Corriere della Sera, 13 dicembre 2025
Berlino, Roma e Parigi: ecco chi si nasconde dietro il muro del Belgio
La pressione in vista di un accordo per l’uso delle riserve russe a favore dell’Ucraina è oggi tutta sul Belgio. In Belgio che si trovano 185 miliardi depositati presso la piattaforma (privata) Euroclear. Ed è sempre il Belgio ad aver espresso riserve all’uso di quei fondi, temendo di dover rimborsare Mosca se in futuro un tribunale sancisse che il ricorso ai beni è un esproprio (o se si arrivasse alla levata delle sanzioni). Il suo premier, Bart de Waver, se ne è uscito con una metafora audace sui beni di Mosca: «Questo è un Paese con il quale non siamo in guerra – ha detto —. Sarebbe come fare irruzione in un’ambasciata, portare via il mobilio e venderlo».

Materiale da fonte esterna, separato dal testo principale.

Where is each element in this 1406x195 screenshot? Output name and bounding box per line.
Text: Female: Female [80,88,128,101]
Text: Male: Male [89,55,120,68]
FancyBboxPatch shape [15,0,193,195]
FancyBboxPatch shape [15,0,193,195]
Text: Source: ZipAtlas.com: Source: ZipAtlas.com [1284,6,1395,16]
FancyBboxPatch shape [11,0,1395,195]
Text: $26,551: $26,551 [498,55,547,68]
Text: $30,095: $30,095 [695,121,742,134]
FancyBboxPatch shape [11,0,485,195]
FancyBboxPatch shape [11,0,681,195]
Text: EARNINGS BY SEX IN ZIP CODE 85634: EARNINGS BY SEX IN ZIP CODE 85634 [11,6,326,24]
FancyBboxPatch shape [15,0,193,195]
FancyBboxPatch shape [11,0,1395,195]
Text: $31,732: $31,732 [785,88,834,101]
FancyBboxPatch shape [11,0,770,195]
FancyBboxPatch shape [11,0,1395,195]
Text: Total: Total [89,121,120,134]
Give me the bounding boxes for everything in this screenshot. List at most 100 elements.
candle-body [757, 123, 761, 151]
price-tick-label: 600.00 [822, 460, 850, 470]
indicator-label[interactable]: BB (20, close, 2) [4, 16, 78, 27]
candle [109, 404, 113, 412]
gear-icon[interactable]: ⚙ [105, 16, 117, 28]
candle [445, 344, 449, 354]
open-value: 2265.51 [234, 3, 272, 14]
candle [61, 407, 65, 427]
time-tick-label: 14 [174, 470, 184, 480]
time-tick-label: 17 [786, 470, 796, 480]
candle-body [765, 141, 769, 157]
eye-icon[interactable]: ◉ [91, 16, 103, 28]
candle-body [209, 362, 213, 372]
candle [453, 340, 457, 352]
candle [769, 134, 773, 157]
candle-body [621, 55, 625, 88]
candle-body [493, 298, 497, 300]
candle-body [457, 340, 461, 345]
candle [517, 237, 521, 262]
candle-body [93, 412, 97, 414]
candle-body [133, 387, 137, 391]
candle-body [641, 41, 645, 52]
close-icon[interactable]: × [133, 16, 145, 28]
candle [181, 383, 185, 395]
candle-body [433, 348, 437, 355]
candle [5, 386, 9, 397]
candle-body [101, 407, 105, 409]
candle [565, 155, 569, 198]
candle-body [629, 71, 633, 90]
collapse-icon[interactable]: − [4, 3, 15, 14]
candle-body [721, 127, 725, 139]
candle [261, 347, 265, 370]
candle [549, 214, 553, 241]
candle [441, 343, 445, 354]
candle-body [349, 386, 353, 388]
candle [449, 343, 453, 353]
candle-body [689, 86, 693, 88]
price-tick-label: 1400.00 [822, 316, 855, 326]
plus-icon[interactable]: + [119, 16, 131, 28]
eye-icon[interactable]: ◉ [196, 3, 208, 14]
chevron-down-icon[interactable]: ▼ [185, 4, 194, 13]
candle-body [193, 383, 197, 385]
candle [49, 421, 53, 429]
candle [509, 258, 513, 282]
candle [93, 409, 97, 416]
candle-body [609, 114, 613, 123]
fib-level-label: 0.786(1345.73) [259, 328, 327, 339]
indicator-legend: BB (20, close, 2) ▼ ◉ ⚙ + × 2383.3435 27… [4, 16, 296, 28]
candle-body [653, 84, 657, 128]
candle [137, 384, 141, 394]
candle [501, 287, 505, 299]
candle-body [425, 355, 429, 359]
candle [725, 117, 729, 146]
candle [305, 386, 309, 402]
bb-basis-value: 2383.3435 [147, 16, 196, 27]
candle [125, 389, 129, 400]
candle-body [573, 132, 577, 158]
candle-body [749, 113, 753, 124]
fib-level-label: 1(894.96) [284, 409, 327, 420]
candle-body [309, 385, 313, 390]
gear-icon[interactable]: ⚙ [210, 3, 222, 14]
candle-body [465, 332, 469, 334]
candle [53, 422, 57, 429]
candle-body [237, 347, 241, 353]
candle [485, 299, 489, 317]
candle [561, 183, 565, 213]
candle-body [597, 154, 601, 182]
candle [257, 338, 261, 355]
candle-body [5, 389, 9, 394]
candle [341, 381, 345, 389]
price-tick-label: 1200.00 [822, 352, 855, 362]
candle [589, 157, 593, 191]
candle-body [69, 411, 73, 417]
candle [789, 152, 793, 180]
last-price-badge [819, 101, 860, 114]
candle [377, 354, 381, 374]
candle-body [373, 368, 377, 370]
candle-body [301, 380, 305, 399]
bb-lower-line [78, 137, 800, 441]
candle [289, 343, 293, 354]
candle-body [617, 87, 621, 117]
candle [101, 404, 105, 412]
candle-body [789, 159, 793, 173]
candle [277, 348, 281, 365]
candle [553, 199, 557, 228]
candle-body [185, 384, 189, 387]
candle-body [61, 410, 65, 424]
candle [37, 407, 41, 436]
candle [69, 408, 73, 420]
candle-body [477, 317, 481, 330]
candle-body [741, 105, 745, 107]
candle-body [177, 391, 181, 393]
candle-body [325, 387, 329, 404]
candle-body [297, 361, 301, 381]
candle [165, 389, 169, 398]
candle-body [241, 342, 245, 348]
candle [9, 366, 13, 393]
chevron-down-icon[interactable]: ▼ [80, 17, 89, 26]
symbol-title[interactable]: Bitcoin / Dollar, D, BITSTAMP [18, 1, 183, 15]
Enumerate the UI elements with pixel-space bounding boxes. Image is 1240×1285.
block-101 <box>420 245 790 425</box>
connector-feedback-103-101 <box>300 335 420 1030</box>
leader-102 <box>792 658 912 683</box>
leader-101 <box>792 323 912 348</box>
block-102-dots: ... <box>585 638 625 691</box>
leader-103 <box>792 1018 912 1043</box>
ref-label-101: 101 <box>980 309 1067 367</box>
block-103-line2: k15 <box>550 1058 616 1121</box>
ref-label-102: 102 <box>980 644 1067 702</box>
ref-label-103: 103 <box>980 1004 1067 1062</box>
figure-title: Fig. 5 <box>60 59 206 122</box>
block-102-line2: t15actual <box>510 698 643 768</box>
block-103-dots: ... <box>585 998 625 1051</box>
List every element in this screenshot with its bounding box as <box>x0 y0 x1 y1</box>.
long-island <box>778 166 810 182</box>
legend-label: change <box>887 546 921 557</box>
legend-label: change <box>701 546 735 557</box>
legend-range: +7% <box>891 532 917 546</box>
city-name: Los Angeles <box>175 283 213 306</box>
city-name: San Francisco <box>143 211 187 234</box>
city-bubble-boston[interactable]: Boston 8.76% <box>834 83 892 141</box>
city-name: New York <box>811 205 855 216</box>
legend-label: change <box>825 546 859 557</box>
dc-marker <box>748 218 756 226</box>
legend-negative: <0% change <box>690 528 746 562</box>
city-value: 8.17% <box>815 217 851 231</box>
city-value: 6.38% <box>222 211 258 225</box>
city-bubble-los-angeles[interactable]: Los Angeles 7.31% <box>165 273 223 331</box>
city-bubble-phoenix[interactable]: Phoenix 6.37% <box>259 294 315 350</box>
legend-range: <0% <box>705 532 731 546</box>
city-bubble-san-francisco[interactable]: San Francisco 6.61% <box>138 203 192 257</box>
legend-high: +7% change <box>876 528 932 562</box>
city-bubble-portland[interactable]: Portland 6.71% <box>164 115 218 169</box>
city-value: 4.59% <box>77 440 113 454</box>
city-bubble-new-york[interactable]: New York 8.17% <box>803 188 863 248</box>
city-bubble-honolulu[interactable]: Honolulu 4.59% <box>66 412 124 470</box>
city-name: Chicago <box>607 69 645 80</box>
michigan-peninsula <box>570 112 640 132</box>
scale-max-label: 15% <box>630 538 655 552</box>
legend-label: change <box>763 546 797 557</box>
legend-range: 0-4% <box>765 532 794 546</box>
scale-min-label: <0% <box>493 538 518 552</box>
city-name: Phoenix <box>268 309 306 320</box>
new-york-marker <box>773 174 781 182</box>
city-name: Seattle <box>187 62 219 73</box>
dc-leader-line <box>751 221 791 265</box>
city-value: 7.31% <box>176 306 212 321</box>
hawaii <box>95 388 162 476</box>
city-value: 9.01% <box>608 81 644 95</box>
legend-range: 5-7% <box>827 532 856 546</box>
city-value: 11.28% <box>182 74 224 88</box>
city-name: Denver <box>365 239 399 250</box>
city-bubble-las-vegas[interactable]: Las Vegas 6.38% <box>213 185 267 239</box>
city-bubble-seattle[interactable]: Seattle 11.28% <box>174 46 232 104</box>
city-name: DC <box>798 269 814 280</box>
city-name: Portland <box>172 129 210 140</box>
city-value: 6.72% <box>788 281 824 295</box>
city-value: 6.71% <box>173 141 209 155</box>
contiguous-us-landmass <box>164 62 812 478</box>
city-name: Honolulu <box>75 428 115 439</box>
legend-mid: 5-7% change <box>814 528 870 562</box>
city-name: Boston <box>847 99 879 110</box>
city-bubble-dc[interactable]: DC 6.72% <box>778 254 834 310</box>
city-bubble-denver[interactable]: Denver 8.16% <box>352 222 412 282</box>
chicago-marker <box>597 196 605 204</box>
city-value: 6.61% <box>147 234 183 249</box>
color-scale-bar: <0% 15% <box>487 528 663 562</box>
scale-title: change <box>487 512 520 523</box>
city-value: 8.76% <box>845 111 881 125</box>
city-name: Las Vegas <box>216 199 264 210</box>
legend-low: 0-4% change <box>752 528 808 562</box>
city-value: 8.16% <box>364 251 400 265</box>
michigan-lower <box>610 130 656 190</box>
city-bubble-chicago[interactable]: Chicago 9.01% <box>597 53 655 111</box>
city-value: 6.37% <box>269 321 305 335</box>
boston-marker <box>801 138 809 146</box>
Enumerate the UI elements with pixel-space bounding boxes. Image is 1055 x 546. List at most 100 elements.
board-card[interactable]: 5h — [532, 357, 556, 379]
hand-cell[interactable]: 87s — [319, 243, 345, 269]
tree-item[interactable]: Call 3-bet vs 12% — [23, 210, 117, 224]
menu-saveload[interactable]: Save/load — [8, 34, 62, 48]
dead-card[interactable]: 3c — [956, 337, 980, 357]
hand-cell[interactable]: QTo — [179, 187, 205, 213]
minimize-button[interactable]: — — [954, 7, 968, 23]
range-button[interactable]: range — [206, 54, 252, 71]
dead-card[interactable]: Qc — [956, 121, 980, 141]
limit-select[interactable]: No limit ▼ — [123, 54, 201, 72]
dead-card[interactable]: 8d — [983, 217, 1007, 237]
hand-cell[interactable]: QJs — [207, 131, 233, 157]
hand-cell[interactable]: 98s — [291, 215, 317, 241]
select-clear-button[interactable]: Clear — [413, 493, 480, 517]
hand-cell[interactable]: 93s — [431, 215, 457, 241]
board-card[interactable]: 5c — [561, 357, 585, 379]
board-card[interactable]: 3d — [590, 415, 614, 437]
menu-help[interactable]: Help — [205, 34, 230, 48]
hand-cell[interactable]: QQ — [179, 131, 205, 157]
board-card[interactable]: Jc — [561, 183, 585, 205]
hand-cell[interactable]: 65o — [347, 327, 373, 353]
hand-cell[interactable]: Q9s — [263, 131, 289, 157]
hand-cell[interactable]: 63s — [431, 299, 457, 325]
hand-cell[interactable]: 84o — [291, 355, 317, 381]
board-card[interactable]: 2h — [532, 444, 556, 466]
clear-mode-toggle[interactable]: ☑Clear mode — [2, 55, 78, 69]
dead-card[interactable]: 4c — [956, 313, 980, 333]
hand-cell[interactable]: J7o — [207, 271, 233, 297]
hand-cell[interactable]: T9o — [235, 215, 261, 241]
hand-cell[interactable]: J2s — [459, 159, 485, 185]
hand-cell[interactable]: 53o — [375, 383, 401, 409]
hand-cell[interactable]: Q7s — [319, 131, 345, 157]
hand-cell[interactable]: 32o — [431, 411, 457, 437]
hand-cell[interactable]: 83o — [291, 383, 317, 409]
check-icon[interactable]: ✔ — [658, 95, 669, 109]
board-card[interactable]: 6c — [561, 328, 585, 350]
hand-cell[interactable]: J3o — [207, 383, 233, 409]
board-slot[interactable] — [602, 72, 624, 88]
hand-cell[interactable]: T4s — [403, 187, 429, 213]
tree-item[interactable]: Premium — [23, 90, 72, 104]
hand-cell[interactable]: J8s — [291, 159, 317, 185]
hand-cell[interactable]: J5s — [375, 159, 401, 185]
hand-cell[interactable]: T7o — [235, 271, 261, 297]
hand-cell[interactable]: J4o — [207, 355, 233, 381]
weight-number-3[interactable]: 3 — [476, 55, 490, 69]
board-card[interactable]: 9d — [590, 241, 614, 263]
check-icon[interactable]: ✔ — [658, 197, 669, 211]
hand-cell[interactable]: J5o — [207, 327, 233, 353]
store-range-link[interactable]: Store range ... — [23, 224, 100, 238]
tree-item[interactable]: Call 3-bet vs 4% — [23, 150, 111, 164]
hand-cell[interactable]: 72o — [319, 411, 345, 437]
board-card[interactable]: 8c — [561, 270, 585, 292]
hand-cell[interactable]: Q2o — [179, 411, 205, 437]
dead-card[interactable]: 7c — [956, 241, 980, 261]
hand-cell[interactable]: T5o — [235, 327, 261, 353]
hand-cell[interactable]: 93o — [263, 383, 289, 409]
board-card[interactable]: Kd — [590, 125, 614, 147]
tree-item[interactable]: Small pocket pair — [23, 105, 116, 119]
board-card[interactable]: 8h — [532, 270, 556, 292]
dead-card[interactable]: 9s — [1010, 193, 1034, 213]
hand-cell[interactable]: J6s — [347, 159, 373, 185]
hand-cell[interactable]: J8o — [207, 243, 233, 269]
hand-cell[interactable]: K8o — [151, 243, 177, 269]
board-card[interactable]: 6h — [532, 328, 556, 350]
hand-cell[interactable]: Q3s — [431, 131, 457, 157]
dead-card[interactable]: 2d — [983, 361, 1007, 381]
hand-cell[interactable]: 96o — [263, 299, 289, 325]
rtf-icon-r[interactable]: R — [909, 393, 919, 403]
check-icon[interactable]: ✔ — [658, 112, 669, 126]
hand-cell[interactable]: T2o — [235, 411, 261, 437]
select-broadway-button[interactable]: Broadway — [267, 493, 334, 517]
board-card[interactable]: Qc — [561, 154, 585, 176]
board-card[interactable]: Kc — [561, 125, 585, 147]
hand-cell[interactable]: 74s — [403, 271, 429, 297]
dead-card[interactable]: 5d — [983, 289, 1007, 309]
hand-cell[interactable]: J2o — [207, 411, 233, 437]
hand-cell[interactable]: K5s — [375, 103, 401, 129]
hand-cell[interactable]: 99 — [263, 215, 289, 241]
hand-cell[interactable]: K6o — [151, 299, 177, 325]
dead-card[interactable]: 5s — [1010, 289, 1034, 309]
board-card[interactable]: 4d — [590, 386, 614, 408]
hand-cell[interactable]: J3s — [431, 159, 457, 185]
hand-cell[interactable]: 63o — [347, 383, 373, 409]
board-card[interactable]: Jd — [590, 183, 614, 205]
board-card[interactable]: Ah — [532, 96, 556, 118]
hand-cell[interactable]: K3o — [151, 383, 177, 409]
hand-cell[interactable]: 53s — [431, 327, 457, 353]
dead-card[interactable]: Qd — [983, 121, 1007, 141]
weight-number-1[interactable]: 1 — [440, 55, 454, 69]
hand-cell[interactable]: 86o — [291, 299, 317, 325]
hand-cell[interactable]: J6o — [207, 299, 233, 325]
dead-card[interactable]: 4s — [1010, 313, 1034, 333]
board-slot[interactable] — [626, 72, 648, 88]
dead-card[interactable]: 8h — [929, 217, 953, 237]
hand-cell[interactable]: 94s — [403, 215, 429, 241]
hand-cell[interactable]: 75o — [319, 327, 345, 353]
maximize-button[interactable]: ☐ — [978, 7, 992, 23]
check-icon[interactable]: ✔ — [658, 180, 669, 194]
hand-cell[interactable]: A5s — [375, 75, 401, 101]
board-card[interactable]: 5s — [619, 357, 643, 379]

Accusare il Belgio dello stallo europeo sui beni di Mosca appare dunque facile, ma fuorviante. È più probabile che altri governi oggi si nascondano dietro le obiezioni belghe: Germania, Francia e Italia. Il cancelliere Friedrich Merz vuole senz’altro finanziare l’Ucraina con le riserve russe. Ma la debolezza del suo partito (Cdu-Csu, al 24% in un sondaggio di questo mese) di fronte alla destra estrema di Alternative für Deutschland (al 26%), lo spingono a porre delle condizioni difficilissime in questa partita.
Il prelievo dei beni russi è concepito in modo che la Commissione Ue collochi presso Euroclear un titolo di debito, in cambio del quale Euroclear presterebbe alla Commissione Ue la liquidità delle riserve russe. Con essa Bruxelles finanzierebbe l’Ucraina, come anticipo delle riparazioni che – si ritiene – la Russia sarà condannata a pagare a Kiev. C’è però una clausola tedesca che complica tutto. Merz ha convinto la presidente della Commissione Ue a far sì che il titolo da consegnare a Euroclear sia infruttifero e non rivendibile sul mercato: una cambiale non trasferibile senza interessi.
Quel titolo di debito assumerebbe così caratteristiche tali – zero cedola e invendibile – che Euroclear non potrebbe presentarlo in garanzia alla Banca centrale europea per ottenere liquidità. Eppure per Euroclear accedere ai prestiti della Bce è essenziale per assicurare la propria sopravvivenza, nel caso in cui sia chiamata a rimborsare Mosca. Qualora Euroclear non potesse impegnare quel titolo in Bce in cambio di denaro liquido, rischierebbe il default. E un suo fallimento potrebbe dimostrarsi più devastante per l’Europa del crash di Lehman, perché Euroclear ha in deposito titoli per 42 mila miliardi di euro.
La soluzione sarebbe far sì che il titolo consegnato dalla Commissione Ue a Euroclear fruttasse un interesse o fosse rivendibile, in modo che la Bce possa accettarlo in garanzia. Ma la Germania non vuole. E non vuole perché un titolo che frutti interessi o sia rivendibile assomiglierebbe a un eurobond, che per Merz è un tabù dato che il cancelliere teme l’avanzata della destra antieuropea di AfD.
Poi ci sono i ruoli di Italia e Francia. Il Belgio reclama che tutti i Paesi europei garantiscano pro-quota i rimborsi a Mosca se necessario, in modo che non sia il Belgio stesso a dover eventualmente pagare per tutti. Per questo il Belgio chiede garanzie esigibili, che gli altri governi dovrebbero approvare con leggi votate nei parlamenti. Italia e Francia dovrebbero, entrambi, impegnarsi su circa 25 miliardi di euro ciascuna: non da sborsare, ma da versare solo in caso di escussione delle garanzie. Ma né Giorgia Meloni, né Emmanuel Macron hanno intenzione, per ora, di affrontare l’impopolarità di un passaggio parlamentare del genere.
C’è forse poi un’altra ragione, dietro la freddezza di Roma e Parigi sul piano per le riserve russe. Imprese di entrambi i Paesi hanno attività e beni investiti in Russia e temono il sequestro da parte del governo di Mosca, come ritorsione al piano europeo sulle riserve: dalla francese Total, alle italiane Cremonini, Ferrero o De’ Longhi.